Frank Black
Chapter VI
Preacherman
Ich
ging in langen- Schritten die Straßen hinunter. Ich musste mir
ernsthaft Gedanken machen, wo bald ich etwas Weihwasser
auftreiben konnte. Noch waren die Schmerzen in meiner Brust zu
verkraften, obwohl ich ein stetiges Ansteigen des Pegels verspürte.
Ich wusste nicht, wie lange ich noch herumlaufen könnte, oder ob
ich einfach an irgendeiner Ecke zusammenbrechen würde.
Sterben
konnte ich ja scheinbar nicht so einfach, aber zumindest würde
ich für meine Gegner eine leichte Beute werden. Allerdings
wurden die Schmerzen nun doch stärker und auch meine Kräfte
begannen zusammen mit den Flüssigkeiten, die ständig aus meiner
Wunde im Brustkorb sickerten, meinen Körper zu verlassen.
Ich
dachte an die lange vergangene Zeit meines eigenen
Religionsunterrichtes in meiner Kindheit zurück. Weihwasser würde
ich nur in einer Kirche bekommen. In einer katholischen Kirche,
genauer gesagt. Also lenkte ich meine Schritte in die Altstadt.

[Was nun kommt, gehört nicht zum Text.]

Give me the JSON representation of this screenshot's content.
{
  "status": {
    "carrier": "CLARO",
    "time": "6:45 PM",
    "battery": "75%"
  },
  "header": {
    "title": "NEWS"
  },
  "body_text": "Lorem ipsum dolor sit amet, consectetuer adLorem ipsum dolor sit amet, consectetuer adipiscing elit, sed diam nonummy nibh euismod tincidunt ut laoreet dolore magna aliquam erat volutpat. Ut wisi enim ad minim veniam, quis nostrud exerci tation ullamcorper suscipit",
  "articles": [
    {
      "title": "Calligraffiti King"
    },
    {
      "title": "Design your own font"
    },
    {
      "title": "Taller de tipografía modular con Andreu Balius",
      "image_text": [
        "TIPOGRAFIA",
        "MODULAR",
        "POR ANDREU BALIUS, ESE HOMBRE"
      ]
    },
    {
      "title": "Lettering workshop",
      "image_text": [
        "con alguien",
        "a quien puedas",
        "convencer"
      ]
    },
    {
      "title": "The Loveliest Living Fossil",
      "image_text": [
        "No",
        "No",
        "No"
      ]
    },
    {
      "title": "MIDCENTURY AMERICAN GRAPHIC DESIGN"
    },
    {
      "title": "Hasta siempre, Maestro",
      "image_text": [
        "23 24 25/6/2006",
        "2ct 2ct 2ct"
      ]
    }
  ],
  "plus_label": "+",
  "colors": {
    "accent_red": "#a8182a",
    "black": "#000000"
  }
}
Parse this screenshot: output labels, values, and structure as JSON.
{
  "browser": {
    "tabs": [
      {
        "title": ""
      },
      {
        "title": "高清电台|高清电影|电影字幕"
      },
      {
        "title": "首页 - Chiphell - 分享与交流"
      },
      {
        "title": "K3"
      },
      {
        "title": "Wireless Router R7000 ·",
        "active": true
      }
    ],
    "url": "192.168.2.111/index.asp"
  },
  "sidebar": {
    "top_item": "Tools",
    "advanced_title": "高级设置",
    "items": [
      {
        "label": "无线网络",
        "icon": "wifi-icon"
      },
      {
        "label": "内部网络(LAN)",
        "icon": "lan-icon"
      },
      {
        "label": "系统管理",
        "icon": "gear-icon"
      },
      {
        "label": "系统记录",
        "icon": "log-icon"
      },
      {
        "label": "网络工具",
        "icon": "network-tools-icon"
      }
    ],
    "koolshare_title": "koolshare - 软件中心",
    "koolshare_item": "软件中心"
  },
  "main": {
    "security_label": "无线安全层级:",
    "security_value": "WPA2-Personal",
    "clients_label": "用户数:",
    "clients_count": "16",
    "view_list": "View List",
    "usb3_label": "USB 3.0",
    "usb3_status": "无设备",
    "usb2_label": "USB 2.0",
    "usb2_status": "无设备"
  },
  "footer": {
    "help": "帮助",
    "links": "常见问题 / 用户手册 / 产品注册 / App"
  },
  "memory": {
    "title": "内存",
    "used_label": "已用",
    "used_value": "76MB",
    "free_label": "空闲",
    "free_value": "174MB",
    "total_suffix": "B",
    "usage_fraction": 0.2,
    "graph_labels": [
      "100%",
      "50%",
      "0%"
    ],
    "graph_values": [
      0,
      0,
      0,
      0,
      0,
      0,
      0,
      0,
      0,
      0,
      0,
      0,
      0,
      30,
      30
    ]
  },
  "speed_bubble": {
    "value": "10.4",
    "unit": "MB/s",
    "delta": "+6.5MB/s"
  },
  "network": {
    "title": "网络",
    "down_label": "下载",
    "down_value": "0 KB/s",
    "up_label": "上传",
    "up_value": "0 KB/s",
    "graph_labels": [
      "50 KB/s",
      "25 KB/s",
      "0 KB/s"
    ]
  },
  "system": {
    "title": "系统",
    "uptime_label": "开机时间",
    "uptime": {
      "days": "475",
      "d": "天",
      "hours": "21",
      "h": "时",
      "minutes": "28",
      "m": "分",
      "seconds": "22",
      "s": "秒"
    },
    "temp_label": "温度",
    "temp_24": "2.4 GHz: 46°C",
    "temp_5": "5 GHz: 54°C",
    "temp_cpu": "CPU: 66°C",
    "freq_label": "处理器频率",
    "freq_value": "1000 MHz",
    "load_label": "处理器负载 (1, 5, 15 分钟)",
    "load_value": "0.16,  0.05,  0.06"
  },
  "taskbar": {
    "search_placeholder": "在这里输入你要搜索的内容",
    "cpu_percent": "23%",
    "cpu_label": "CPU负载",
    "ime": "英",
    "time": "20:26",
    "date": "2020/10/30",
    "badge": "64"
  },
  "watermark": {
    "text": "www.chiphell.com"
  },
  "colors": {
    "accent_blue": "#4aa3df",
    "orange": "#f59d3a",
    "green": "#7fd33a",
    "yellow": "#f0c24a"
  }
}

Ich kannte mich dort unten zwar nicht sonderlich aus, aber mir
schien dort eine Kirche eher zu finden zu sein, als in den
Kneipen- und Vergnügungsvierteln der City.
Nach
einiger Zeit des Herumwanderns in dunklen Nebenstraßen und
Gassen erreichte ich endlich den alten Marktplatz. Hier war in frühen
Zeiten der Ursprung unserer Stadt gewesen. Mittelalterliche
Fachwerkhäuser mit verwinkelten und verbauten Giebeln zeugten
von langer und wechselhafter Geschichte. Ich blieb im Schatten am
Rande des Platzes stehen und verschaffte mir einen kurzen Überblick.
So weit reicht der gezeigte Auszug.